Carbon waste is a worldwide concern. With potentially millions to billions being spent to trap and store carbon, the economics and implementation of some measures become serious issues. Various solutions have been proposed ranging from storage in the sea via sand to sinking it in wetlands has been proposed. The Department of Energy even has awarded $126.6M USD in grants to evaluating the feasibility of geological sequestration -- storage underground.
California startup Carbon Sciences eschews standard thoughts on sequestration and is proposing a slightly more logical solution -- make something actually useful out of captured carbon emissions to justify the cost, thus making capture a matter of smart economics, rather than one of proving or disproving global warming.

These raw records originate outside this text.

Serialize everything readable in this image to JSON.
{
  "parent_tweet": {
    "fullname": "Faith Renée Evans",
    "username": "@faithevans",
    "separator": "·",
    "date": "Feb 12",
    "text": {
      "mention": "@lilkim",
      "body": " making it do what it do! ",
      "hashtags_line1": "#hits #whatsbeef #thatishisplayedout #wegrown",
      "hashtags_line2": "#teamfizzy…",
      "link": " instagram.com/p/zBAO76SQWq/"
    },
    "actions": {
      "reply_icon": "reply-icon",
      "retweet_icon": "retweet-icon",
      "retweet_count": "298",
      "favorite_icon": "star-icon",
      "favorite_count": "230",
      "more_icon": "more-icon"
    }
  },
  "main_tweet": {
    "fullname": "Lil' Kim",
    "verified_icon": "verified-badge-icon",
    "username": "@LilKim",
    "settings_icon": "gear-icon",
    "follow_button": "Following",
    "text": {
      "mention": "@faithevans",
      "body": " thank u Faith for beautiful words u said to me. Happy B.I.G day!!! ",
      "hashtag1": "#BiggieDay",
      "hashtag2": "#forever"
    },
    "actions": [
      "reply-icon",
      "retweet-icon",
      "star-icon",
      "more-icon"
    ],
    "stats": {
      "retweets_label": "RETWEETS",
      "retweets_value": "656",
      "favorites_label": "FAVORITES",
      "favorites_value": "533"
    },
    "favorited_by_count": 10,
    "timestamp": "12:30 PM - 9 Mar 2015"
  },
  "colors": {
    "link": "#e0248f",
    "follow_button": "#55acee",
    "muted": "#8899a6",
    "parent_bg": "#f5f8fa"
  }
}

The company feels an ideal candidate is calcium carbonate. Calcium carbonate is an extremely useful compound used, among other things, in antacids, baby diapers, iron purification, as plastic filler, in concrete, and in makeup.
Carbon Sciences has developed an efficient process to react carbon dioxide in the air to form calcium carbonate. The process uses only waste rock -- so called "tailings", mineral mining leftovers -- for its calcium. This rock waste is ground up into nanoparticles, a critical step. The NanoRock, as the company calls the resulting mix, is highly reactive thanks to a large surface area to mass ratio.
What about existing carbon storage sites, such as those under development by the DOE? Well, according to Carbon Sciences, these could now be harvested to form stable calcium carbonate, even yielding some nice profits.
In an interview with ecoblog CleanTechnica, Carbon Sciences CEO Derek McLeish warned that his process was the only safe way to capture carbon on land. He said that storing carbon underground by current methods was foolish as an earthquake could easily release it, meaning all the money to trap it had been wasted.
Says Mr. McLeish, "There’s an infinite timeline when you bury CO2. Transforming CO2 into a high value product is much more like recycling."
The company plans to move quickly to jump on this hot new market. It says it will have a full pilot plan running within 2-3 years. It says from there it will look to expand, with McLeish stating, "We’ll be developing relationships and business opportunities the second we get through the mini pilot plant phase."
While there are many lines of thinking about carbon sequestration, Carbon Sciences' premise seems far more logical than most -- take something that's waste (mining leftovers and carbon) and make something valuable (calcium carbonate).